In 1962, its first summer in operation, the Aspen Center for Physics hosted 42 physicists. Since then, 66 Nobel laureates have visited.

In 1972, Mr. Stranahan left his position at Michigan State University and cut back on his involvement with the Aspen center.

Right around that time, the physicist turned much of his 1,500-acre Aspen property into a ranch for raising cattle. He would quit the business after 18 years, suffering an estimated loss of $1 million despite raising a grand champion bull.

In 1980, Mr. Stranahan opened a bar near Aspen, Woody Creek Tavern, where he spent several years mixing drinks. The entrepreneur also became a single-malt manufacturer with the launching of his brand, Stranahan’s Colorado Whiskey. He had a distillery installed in a barn on his property.

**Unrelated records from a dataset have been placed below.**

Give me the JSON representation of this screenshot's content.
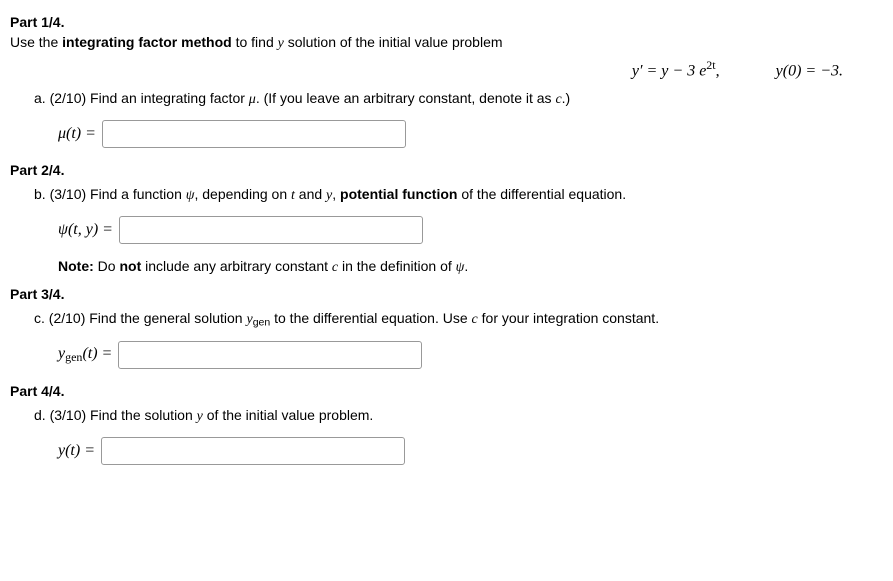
{
  "part1": {
    "heading": "Part 1/4.",
    "intro_before": "Use the ",
    "intro_bold": "integrating factor method",
    "intro_after": " to find ",
    "intro_var": "y",
    "intro_end": " solution of the initial value problem",
    "eq_lhs": "y′ = y − 3 e",
    "eq_exp": "2t",
    "eq_comma": ",",
    "ic": "y(0) = −3.",
    "a_prefix": "a.  (2/10) Find an integrating factor ",
    "a_mu": "μ",
    "a_mid": ". (If you leave an arbitrary constant, denote it as ",
    "a_c": "c",
    "a_end": ".)",
    "mu_label": "μ(t) ="
  },
  "part2": {
    "heading": "Part 2/4.",
    "b_prefix": "b.  (3/10) Find a function ",
    "b_psi": "ψ",
    "b_mid1": ", depending on ",
    "b_t": "t",
    "b_and": " and ",
    "b_y": "y",
    "b_comma": ", ",
    "b_bold": "potential function",
    "b_end": " of the differential equation.",
    "psi_label": "ψ(t, y) =",
    "note_before": "Note:",
    "note_mid1": " Do ",
    "note_bold": "not",
    "note_mid2": " include any arbitrary constant ",
    "note_c": "c",
    "note_mid3": " in the definition of ",
    "note_psi": "ψ",
    "note_end": "."
  },
  "part3": {
    "heading": "Part 3/4.",
    "c_prefix": "c.  (2/10) Find the general solution ",
    "c_ygen": "y",
    "c_gensub": "gen",
    "c_mid": " to the differential equation. Use ",
    "c_c": "c",
    "c_end": " for your integration constant.",
    "ygen_label_y": "y",
    "ygen_label_sub": "gen",
    "ygen_label_rest": "(t) ="
  },
  "part4": {
    "heading": "Part 4/4.",
    "d_text": "d.  (3/10) Find the solution ",
    "d_y": "y",
    "d_end": " of the initial value problem.",
    "y_label": "y(t) ="
  }
}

In 1989, Cooper Industries bought Champion Spark Plug for $800 million.

The Stranahan family had a 35 percent stake in the company at the time.

One year later, George Stranahan founded the Flying Dog Brewpub in Aspen.

Flying Dog’s labels are designed by illustrator Ralph Steadman, whose most famous collaborator also was a regular at Woody Creek, the late gonzo journalist-author Hunter S. Thompson.

Mr. Thompson either leased or bought the land he lived on from Mr. Stranahan.

“We talked a lot, drank a lot and dynamited a lot,” Mr. Stranahan said in a 2008 interview with the Denver Post. “If you’re a rancher, you have access to dynamite.”

While a number of stories about George Stranahan might have been embellished, Patrick Stranahan noted that his father did in fact love dynamite.

“He was a very calm, tolerant, well-mannered man, but if anything ever needed some dynamite blown up to mark an occasion, he did do that,” Patrick Stranahan said.

George Stranahan was preceded in death by his son, Mark Stranahan; brothers, Duane Stranahan and Stephen Stranahan; and sister, Virginia “Dinny” Stranahan Linder.

He is survived by his third wife, Patti Stranahan, and his son, Ben Stranahan, from that marriage. He is also survived by four children from his first marriage, Molly, Patrick, Stuart, and Brie Stranahan; a brother, Michael, and a sister, Mary Stranahan; and nine grandchildren.

Information from The Blade’s news services was used in this report.